Combine infection control actions with every patient to prevent infections in healthcare.
- Preventing infections from catheters and after surgery
- Preventing bacteria from spreading
- Improving antibiotic use.
SOURCE: CDC Vital Signs, March 2016.
Protect every patient every time.
Actions to prevent antibiotic-resistant infections in healthcare.
Prevent infections from catheters and after surgery.
- Use catheters only when needed.
- Follow recommendations for safer surgery and catheter insertion and care.
- Remove catheters from patient as soon as they are no longer needed.
Prevent bacteria from spreading.
- Improve hand hygiene.
- Use gloves, gowns, and dedicated equipment for patients who have resistant bacteria.
- Know about antibiotic-resistant HAI outbreaks in your hospital and region (e.g. promote coordinated action for prevention).
Improve antibiotic use.
- Get cultures and start antibiotics promptly, especially in the case of sepsis.
- Use cultures to reassess the need for antibiotics and stop antibiotic treatment as soon as they are no longer needed.
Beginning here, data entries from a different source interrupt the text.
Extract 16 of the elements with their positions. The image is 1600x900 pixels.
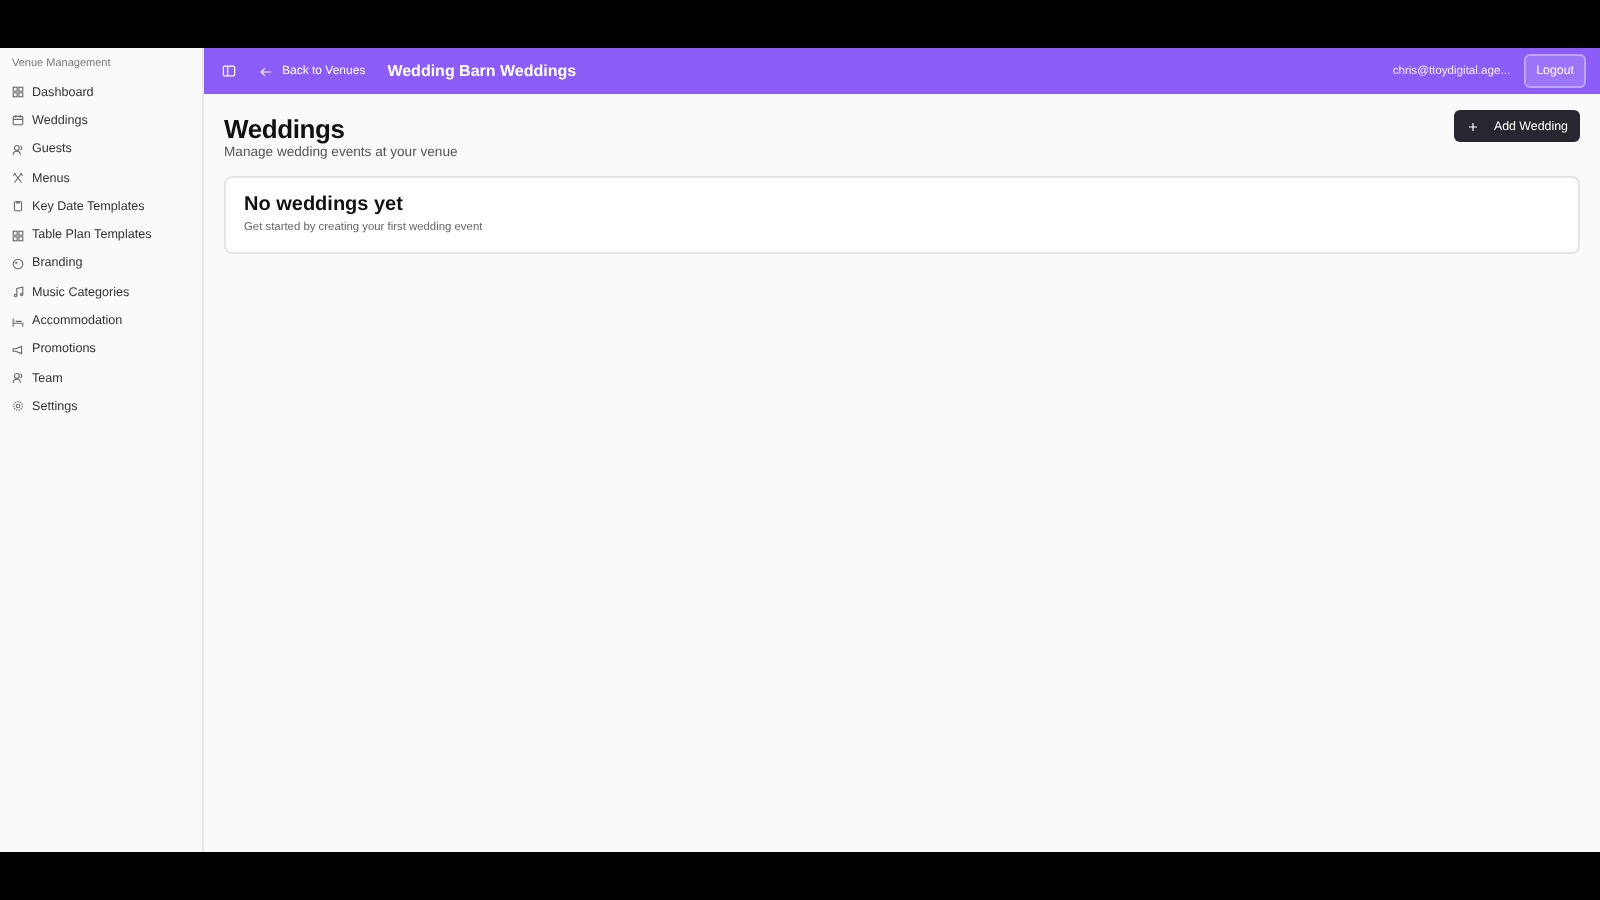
header-title: Wedding Barn Weddings <box>387 62 577 80</box>
users-icon <box>12 372 24 385</box>
grid-icon <box>12 229 24 242</box>
settings-icon <box>12 400 24 413</box>
plus-icon <box>1467 121 1478 131</box>
page-title: Weddings <box>224 114 347 144</box>
empty-state-title: No weddings yet <box>244 194 405 216</box>
clip-icon <box>12 200 24 213</box>
arrow-left-icon <box>260 65 272 77</box>
cal-icon <box>12 114 24 127</box>
grid-icon <box>12 86 24 99</box>
music-icon <box>12 286 24 299</box>
users-icon <box>12 143 24 156</box>
sidebar-toggle-icon[interactable] <box>222 64 236 78</box>
bed-icon <box>12 315 24 328</box>
palette-icon <box>12 257 24 270</box>
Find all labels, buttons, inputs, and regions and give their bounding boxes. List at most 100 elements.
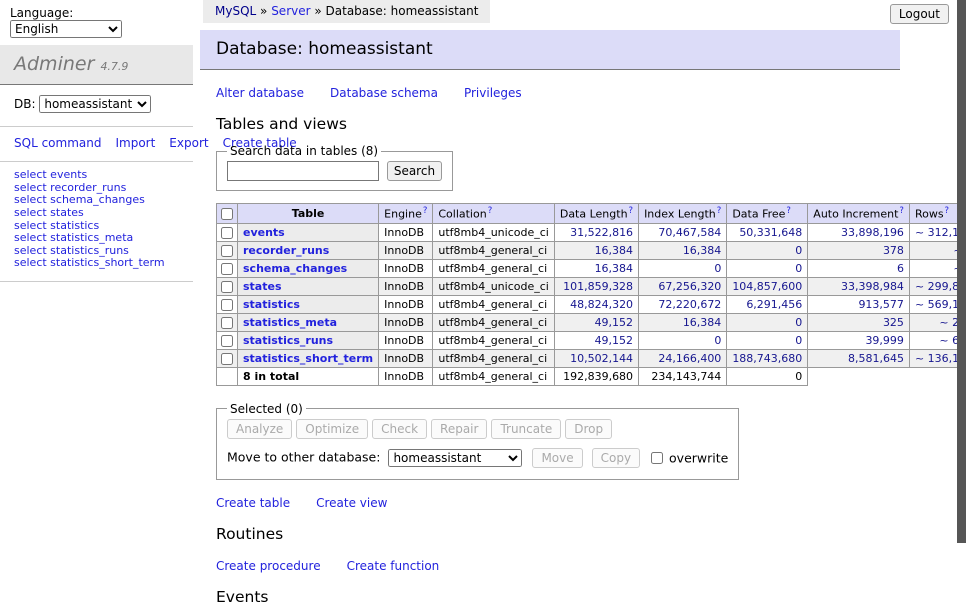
engine-cell: InnoDB [379, 277, 433, 295]
breadcrumb-item[interactable]: Server [271, 4, 310, 18]
data-length-cell: 101,859,328 [554, 277, 638, 295]
search-button[interactable]: Search [387, 161, 442, 181]
table-row: statistics_metaInnoDButf8mb4_general_ci4… [217, 313, 966, 331]
table-name-link[interactable]: statistics [243, 298, 300, 311]
total-data-free-cell: 0 [727, 367, 808, 385]
create-link[interactable]: Create view [316, 496, 387, 510]
column-label: Collation [438, 208, 486, 221]
data-length-cell: 49,152 [554, 313, 638, 331]
sidebar-link[interactable]: Import [115, 136, 155, 150]
collation-cell: utf8mb4_unicode_ci [433, 277, 554, 295]
data-free-cell: 50,331,648 [727, 223, 808, 241]
row-checkbox[interactable] [221, 281, 233, 293]
create-link[interactable]: Create table [216, 496, 290, 510]
sidebar-table-link[interactable]: select recorder_runs [14, 181, 126, 194]
check-button[interactable]: Check [372, 419, 427, 439]
table-name-link[interactable]: statistics_short_term [243, 352, 373, 365]
row-checkbox[interactable] [221, 263, 233, 275]
row-checkbox[interactable] [221, 299, 233, 311]
data-free-cell: 6,291,456 [727, 295, 808, 313]
copy-button[interactable]: Copy [592, 448, 640, 468]
data-length-cell: 48,824,320 [554, 295, 638, 313]
sidebar-table-link[interactable]: select statistics_runs [14, 244, 129, 257]
page-scrollbar[interactable] [957, 0, 966, 543]
database-action-link[interactable]: Privileges [464, 86, 522, 100]
table-name-link[interactable]: events [243, 226, 285, 239]
language-select[interactable]: English [10, 20, 122, 38]
help-link[interactable]: ? [945, 206, 950, 216]
logout-button[interactable]: Logout [890, 4, 949, 24]
db-select[interactable]: homeassistant [39, 95, 151, 113]
truncate-button[interactable]: Truncate [491, 419, 561, 439]
total-engine-cell: InnoDB [379, 367, 433, 385]
table-name-link[interactable]: states [243, 280, 282, 293]
column-header-data-free: Data Free? [727, 204, 808, 224]
database-action-link[interactable]: Alter database [216, 86, 304, 100]
sidebar-link[interactable]: SQL command [14, 136, 101, 150]
table-name-cell: statistics [238, 295, 379, 313]
table-name-link[interactable]: statistics_meta [243, 316, 337, 329]
sidebar-table-link[interactable]: select schema_changes [14, 193, 145, 206]
column-header-engine: Engine? [379, 204, 433, 224]
sidebar-table-link[interactable]: select states [14, 206, 84, 219]
tables-footer-row: 8 in totalInnoDButf8mb4_general_ci192,83… [217, 367, 966, 385]
help-link[interactable]: ? [717, 206, 722, 216]
collation-cell: utf8mb4_general_ci [433, 313, 554, 331]
help-link[interactable]: ? [786, 206, 791, 216]
table-name-link[interactable]: recorder_runs [243, 244, 329, 257]
routines-heading: Routines [216, 525, 900, 543]
row-select-cell [217, 223, 238, 241]
sidebar-table-link[interactable]: select statistics [14, 219, 99, 232]
create-links: Create table Create view [216, 496, 900, 510]
help-link[interactable]: ? [423, 206, 428, 216]
row-select-cell [217, 277, 238, 295]
routine-link[interactable]: Create procedure [216, 559, 321, 573]
help-link[interactable]: ? [488, 206, 493, 216]
row-checkbox[interactable] [221, 317, 233, 329]
repair-button[interactable]: Repair [431, 419, 487, 439]
move-button[interactable]: Move [532, 448, 582, 468]
selected-legend: Selected (0) [227, 402, 306, 416]
help-link[interactable]: ? [899, 206, 904, 216]
search-input[interactable] [227, 161, 379, 181]
column-label: Table [292, 207, 325, 220]
breadcrumb-item[interactable]: MySQL [215, 4, 256, 18]
data-free-cell: 0 [727, 331, 808, 349]
select-all-checkbox[interactable] [221, 208, 233, 220]
overwrite-checkbox[interactable] [651, 452, 663, 464]
analyze-button[interactable]: Analyze [227, 419, 292, 439]
index-length-cell: 72,220,672 [639, 295, 727, 313]
routine-link[interactable]: Create function [347, 559, 440, 573]
data-free-cell: 0 [727, 259, 808, 277]
optimize-button[interactable]: Optimize [296, 419, 368, 439]
table-name-link[interactable]: schema_changes [243, 262, 347, 275]
sidebar-table-link[interactable]: select events [14, 168, 87, 181]
column-label: Index Length [644, 208, 716, 221]
table-name-cell: statistics_meta [238, 313, 379, 331]
row-select-cell [217, 313, 238, 331]
move-row: Move to other database: homeassistant Mo… [227, 448, 728, 468]
table-row: eventsInnoDButf8mb4_unicode_ci31,522,816… [217, 223, 966, 241]
tables-body: eventsInnoDButf8mb4_unicode_ci31,522,816… [217, 223, 966, 367]
total-collation-cell: utf8mb4_general_ci [433, 367, 554, 385]
column-label: Rows [915, 208, 944, 221]
language-form: Language: English [0, 0, 193, 45]
table-row: states InnoDButf8mb4_unicode_ci101,859,32… [217, 277, 966, 295]
index-length-cell: 70,467,584 [639, 223, 727, 241]
total-index-length-cell: 234,143,744 [639, 367, 727, 385]
sidebar-table-link[interactable]: select statistics_meta [14, 231, 133, 244]
auto-increment-cell: 325 [808, 313, 910, 331]
app-version: 4.7.9 [100, 60, 128, 73]
sidebar-table-link[interactable]: select statistics_short_term [14, 256, 165, 269]
row-checkbox[interactable] [221, 245, 233, 257]
table-name-link[interactable]: statistics_runs [243, 334, 333, 347]
drop-button[interactable]: Drop [565, 419, 612, 439]
move-database-select[interactable]: homeassistant [388, 449, 522, 467]
row-checkbox[interactable] [221, 335, 233, 347]
row-checkbox[interactable] [221, 227, 233, 239]
row-checkbox[interactable] [221, 353, 233, 365]
table-name-cell: statistics_runs [238, 331, 379, 349]
table-row: statistics_short_termInnoDButf8mb4_gener… [217, 349, 966, 367]
help-link[interactable]: ? [629, 206, 634, 216]
database-action-link[interactable]: Database schema [330, 86, 438, 100]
- When antibiotics are necessary, use the appropriate antibiotic in the proper dosage, frequency, and duration.
National Acute Care Hospitals
Healthcare-associated infections (HAI) are infections patients can get while receiving medical treatment in a healthcare facility. Working toward the elimination of HAIs is a CDC priority. For more information on HAI prevention progress, visit: www.cdc.gov/hai/progress-report/index.html.
CENTRAL LINE-ASSOCIATED BLOODSTREAM INFECTIONS
- 1 in 6 CLABSIs were caused by urgent or serious antibiotic-resistant threats.
CATHETER-ASSOCIATED URINARY TRACT INFECTIONS
- 1 in 10 CAUTIs were caused by urgent or serious antibiotic-resistant threats.
SURGICAL SITE INFECTIONS
- 1 in 7 SSIs were caused by urgent or serious antibiotic-resistant threats.
C. difficile infections
- 9 in 10 patients diagnosed with C. difficile are related to healthcare.